Thursday 19 February 2015

My election wishlist

None of the items below is sexy, but I think they are all necessary and will have a surprising effect on accountability, efficiency, the quality of the services we receive, and the amount of tax available to pay for them.

Welfare policy
Whatever the words employed, current welfare policy is about demonising and impoverishing claimants. We want a society where everyone who is not working, either because there is no work, or because they are too ill or disabled to work, is guaranteed a decent minimum without fear of constant harassment.


Civil service capacity
We've been outsourcing busily for thirty years. That's an entire generation. But the capacity of the civil service to monitor the tens of billions of pounds in those contracts remains unacceptably low. We need to beef up the contract control functions of the civil service so that it is capable of ensuring that every profit making contractor delivers the service that we are paying them for.


FOI for all government contracts
Much of our tax money is wasted through sloppy procurement of public services from private contractors. (Example: SERCO had to repay £200 million due to overcharging on offender monitoring contracts.) We need to extend freedom of information provisions to all contracts awarded by central and local governments, so that we can see what is going on with our money, and neither ministers nor contractors will be able to hide behind the fig leaf of commercial confidentiality. Yes,  it's not sexy, but it will make a much bigger difference to both our services and our taxes than most people think.


As many staff to tackle tax avoidance as benefit fraud
Benefit fraud costs us approximately £1.2 billion a year.

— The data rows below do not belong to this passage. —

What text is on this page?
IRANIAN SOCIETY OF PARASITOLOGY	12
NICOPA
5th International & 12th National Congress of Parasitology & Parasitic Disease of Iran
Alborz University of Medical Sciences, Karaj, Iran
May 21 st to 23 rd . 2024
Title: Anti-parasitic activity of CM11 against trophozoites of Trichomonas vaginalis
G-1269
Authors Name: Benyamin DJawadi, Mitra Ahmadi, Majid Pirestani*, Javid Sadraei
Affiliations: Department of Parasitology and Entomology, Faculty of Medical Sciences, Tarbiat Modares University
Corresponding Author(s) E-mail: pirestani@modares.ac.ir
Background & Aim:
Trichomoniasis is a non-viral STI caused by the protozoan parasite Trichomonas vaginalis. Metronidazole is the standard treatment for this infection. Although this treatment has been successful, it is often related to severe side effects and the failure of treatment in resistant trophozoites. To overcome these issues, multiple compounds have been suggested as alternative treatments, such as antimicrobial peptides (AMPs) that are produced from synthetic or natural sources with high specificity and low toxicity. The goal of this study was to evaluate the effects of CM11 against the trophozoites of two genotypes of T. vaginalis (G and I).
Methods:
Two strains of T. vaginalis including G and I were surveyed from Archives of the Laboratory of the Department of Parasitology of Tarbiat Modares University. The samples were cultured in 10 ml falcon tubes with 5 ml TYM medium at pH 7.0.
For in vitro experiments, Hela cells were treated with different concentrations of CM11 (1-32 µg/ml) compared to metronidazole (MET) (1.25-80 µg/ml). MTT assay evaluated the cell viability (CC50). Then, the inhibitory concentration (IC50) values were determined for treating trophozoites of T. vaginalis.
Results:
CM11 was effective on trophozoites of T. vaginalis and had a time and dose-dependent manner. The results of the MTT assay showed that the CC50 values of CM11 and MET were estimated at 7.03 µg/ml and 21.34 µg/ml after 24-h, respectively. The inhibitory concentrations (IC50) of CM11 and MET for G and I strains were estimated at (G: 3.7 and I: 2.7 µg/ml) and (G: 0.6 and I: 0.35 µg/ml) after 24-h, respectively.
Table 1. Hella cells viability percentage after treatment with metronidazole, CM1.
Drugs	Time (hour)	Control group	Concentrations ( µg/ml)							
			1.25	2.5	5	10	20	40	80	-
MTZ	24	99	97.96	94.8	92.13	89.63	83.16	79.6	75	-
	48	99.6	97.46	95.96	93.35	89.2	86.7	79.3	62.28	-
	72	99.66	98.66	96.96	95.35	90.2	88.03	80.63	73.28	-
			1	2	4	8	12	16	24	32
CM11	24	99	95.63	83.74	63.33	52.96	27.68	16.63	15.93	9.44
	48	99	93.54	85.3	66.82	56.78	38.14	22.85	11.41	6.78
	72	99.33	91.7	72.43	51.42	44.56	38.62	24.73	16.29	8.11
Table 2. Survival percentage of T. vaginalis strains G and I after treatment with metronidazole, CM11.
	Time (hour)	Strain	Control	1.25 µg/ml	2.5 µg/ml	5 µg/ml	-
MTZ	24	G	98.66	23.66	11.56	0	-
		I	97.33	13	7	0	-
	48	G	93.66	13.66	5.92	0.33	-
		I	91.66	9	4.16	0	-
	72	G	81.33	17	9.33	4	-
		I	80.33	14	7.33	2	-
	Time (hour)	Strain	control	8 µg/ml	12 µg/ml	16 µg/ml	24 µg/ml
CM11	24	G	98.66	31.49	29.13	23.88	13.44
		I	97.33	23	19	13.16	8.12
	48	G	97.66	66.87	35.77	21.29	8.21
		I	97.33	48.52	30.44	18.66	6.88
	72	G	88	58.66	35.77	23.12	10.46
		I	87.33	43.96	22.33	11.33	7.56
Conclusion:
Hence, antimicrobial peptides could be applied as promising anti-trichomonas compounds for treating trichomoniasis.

Tax evasion costs approximately £70 billion a year. The DWP claims to employ 3250 people chasing benefit fraud; HMRC claims to employ 300 people chasing high earning evaders. (Other figures are available.) We need to ensure that as many resources are put into chasing tax evasion as benefit fraud. And we need to see that the proportion of tax evasion cases taken to prosecution equals or outstrips the proportion of benefit fraud cases.


And then when we wake up exhausted the day after election day, I wonder what our red lines should be. Just a few observations here. I have very few things that I would call red lines. I don't think our tax ideas need to be there (I don't think a further raise in the level of personal allowance is the best thing to do for low paid people). There has been a certain amount of speculation about the LibDems not having the stomach for another coalition with the Tories. I don't feel that way. If the electorate deals us those cards again, then we have to play them. The country is not in the delicate state it was in in 2010 so we can afford to take longer and play harder if we think it right to do so. Alternatives like confidence and supply are more open than they were in 2010. There is one area where I would foresee difficulty if I were in the negotiating team. I do not see how we could tolerate being in another government with Iain Duncan Smith. It's not about stomach: I can imagine being in the same room as him. But his lethal combination of vindictiveness and incompetence directed at the poorest and most vulnerable is the very opposite of liberal government. If we enabled him to take another five years to bully poor people, sick people and disabled people, we could no longer call ourselves liberals.